Les chercheurs dirigés par Tajie Harris, PhD, ont cherché à comprendre comment le système immunitaire réagit lorsque Toxoplasme envahit les cellules T CD8+, qui sont des cellules immunitaires spécialisées chargées de tuer les cellules infectées.

“Nous savons que les lymphocytes T sont très importants pour lutter contre Toxoplasma gondiiet nous pensions connaître toutes les raisons. Les lymphocytes T peuvent détruire les cellules infectées ou inciter d’autres cellules à détruire le parasite. Nous avons découvert que ces mêmes cellules T peuvent être infectées et, si elles le font, elles peuvent choisir de mourir. Toxoplasme les parasites doivent vivre à l’intérieur des cellules, donc la mort de la cellule hôte est une fin de partie pour le parasite », a déclaré Harris, directeur du Center for Brain Immunology and Glia (BIG Center) à la faculté de médecine de l’Université de Virginie. « Comprendre comment le système immunitaire combat Toxoplasme est important pour plusieurs raisons. Les personnes dont le système immunitaire est affaibli sont vulnérables à cette infection, et nous comprenons désormais mieux pourquoi et comment nous pouvons aider les patients à combattre cette infection.

Caspase-8 et la défense d’autodestruction

Harris et son équipe ont découvert que les lymphocytes T CD8+ dépendent d’une puissante enzyme appelée caspase-8 pour contrôler T. gondii. La caspase-8 joue un rôle central dans la régulation des réponses immunitaires et peut déclencher un processus provoquant l’autodestruction d’une cellule.
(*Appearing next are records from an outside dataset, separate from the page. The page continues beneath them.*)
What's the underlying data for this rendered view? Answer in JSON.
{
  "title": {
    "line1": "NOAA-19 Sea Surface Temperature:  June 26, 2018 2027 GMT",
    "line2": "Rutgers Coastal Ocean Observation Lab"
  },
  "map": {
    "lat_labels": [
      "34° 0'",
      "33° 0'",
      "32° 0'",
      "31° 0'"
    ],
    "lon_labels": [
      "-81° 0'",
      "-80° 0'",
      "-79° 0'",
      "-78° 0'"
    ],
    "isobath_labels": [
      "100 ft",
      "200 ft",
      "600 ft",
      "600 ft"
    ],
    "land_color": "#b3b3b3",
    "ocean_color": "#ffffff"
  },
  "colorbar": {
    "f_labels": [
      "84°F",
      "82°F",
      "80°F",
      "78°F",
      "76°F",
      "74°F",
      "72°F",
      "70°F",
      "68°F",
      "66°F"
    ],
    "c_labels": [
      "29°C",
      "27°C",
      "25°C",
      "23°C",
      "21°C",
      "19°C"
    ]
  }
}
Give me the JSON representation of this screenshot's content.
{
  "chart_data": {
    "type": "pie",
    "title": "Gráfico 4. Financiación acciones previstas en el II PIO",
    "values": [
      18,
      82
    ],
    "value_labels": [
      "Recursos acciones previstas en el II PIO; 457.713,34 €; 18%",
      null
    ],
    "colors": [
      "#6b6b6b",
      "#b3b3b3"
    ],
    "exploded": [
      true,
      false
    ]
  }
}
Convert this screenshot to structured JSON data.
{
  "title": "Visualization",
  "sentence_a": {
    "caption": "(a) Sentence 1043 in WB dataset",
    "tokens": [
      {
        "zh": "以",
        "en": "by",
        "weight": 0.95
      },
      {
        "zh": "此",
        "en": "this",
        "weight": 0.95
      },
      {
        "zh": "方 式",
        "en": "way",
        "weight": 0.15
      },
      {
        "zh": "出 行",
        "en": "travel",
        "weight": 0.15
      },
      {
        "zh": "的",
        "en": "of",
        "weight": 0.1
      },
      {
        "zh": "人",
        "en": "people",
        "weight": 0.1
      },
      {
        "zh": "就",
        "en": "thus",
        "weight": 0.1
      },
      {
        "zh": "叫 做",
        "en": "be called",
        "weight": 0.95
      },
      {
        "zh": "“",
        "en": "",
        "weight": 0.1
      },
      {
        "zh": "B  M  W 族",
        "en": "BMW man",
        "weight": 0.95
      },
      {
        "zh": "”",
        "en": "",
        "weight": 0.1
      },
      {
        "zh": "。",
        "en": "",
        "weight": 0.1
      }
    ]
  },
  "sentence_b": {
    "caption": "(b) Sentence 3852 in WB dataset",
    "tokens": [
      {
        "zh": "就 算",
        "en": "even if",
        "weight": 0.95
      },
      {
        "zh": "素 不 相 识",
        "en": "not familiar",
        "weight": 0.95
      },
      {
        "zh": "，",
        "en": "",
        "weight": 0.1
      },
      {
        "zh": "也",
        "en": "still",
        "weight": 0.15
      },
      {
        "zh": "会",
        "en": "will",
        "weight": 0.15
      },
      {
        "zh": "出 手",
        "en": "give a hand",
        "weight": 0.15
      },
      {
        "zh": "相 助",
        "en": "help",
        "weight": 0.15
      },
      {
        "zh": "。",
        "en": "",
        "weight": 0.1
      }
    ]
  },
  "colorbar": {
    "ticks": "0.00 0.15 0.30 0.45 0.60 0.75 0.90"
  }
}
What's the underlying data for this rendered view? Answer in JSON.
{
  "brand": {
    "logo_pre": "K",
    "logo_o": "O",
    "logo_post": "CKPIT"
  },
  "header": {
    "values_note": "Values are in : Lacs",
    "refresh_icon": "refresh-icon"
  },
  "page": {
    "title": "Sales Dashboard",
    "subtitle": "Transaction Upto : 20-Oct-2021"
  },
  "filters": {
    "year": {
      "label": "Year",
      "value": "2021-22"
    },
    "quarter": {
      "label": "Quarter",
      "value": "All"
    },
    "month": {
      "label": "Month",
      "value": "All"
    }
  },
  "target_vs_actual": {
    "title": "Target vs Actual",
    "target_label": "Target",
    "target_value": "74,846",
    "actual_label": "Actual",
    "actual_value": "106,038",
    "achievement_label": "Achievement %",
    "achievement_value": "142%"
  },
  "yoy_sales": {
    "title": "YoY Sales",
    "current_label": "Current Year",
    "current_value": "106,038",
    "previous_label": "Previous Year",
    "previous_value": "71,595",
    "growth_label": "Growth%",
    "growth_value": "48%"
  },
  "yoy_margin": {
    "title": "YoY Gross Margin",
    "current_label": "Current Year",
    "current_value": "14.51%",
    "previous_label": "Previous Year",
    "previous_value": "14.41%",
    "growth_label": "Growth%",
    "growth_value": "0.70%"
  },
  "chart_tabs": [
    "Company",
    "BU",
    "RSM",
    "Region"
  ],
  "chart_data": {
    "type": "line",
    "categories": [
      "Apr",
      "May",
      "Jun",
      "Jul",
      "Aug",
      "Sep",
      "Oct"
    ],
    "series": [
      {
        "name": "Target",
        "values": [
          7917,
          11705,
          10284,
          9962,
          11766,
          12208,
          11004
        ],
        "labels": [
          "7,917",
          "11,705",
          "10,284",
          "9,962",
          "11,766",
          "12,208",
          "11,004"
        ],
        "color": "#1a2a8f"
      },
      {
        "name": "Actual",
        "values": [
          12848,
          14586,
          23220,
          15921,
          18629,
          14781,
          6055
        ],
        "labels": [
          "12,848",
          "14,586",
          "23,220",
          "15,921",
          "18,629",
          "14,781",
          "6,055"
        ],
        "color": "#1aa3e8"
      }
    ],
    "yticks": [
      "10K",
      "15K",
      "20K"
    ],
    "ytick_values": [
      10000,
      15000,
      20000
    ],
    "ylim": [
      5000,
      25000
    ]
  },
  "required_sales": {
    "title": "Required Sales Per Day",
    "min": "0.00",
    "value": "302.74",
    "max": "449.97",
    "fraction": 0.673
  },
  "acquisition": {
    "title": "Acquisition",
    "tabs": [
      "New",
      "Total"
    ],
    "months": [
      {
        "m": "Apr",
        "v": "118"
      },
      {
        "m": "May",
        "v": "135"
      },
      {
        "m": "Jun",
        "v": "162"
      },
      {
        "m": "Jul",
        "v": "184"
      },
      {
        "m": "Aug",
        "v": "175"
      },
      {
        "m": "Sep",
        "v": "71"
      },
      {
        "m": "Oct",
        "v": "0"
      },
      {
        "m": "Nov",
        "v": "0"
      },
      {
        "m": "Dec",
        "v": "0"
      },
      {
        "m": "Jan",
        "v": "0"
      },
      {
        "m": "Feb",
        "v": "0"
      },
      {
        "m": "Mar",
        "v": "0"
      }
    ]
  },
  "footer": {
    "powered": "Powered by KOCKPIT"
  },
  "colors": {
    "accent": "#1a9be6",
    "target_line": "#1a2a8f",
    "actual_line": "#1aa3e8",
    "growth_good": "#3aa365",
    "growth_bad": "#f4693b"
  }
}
Lors d’expériences en laboratoire, des souris dépourvues de caspase-8 dans leurs cellules T ont développé des niveaux bien plus élevés de T. gondii dans leur cerveau par rapport aux souris dont les cellules T produisaient l’enzyme. Cela s’est produit même si les deux groupes ont développé de fortes réponses immunitaires contre l’infection.

La différence dans les résultats était frappante. Les souris avec la caspase-8 sont restées en bonne santé, tandis que celles qui n’en avaient pas sont tombées gravement malades et sont mortes. L’examen de leur tissu cérébral a montré que leurs cellules T CD8+ étaient beaucoup plus susceptibles d’être infectées par le parasite.

Ces résultats indiquent que la caspase-8 joue un rôle crucial dans la limitation T. gondii à l’intérieur des cellules T. Les résultats s’ajoutent également aux preuves croissantes selon lesquelles cette enzyme est largement importante pour aider l’organisme à contrôler les menaces infectieuses.

“Nous avons parcouru la littérature scientifique pour trouver des exemples d’agents pathogènes infectant les cellules T. Nous avons trouvé très peu d’exemples”, a déclaré Harris, du département de neurosciences de l’UVA. “Maintenant, nous pensons savoir pourquoi. La caspase-8 entraîne la mort des lymphocytes T. Les seuls agents pathogènes qui peuvent vivre dans les lymphocytes T CD8+ ont développé des moyens de perturber le fonctionnement de la caspase-8. Avant notre étude, nous ne savions pas que la caspase-8 était si importante pour protéger le cerveau des virus. Toxoplasme“.

Détails de l’étude et financement

Les résultats ont été publiés dans la revue Avancées scientifiques. L’équipe de recherche comprenait Lydia A. Sibley, Maureen N. Cowan, Abigail G. Kelly, NaaDedee A. Amadi, Isaac W. Babcock, Sydney A. Labuzan, Michael A. Kovacs, Samantha J. Batista, John R. Lukens et Harris. Les scientifiques n’ont signalé aucun conflit d’intérêt financier.

Le financement de la recherche provient des National Institutes of Health, subventions R01NS112516, R01NS134747, R21NS12855, T32GM008715, T32AI007496, T32AI007046, T32NS115657, F30AI154740, T32AI007496 et T32GM007267 ; un prix Pinn Scholars de l’Université de Virginie ; une bourse UVA Shannon ; et le Fonds d’investissement stratégique de l’UVA.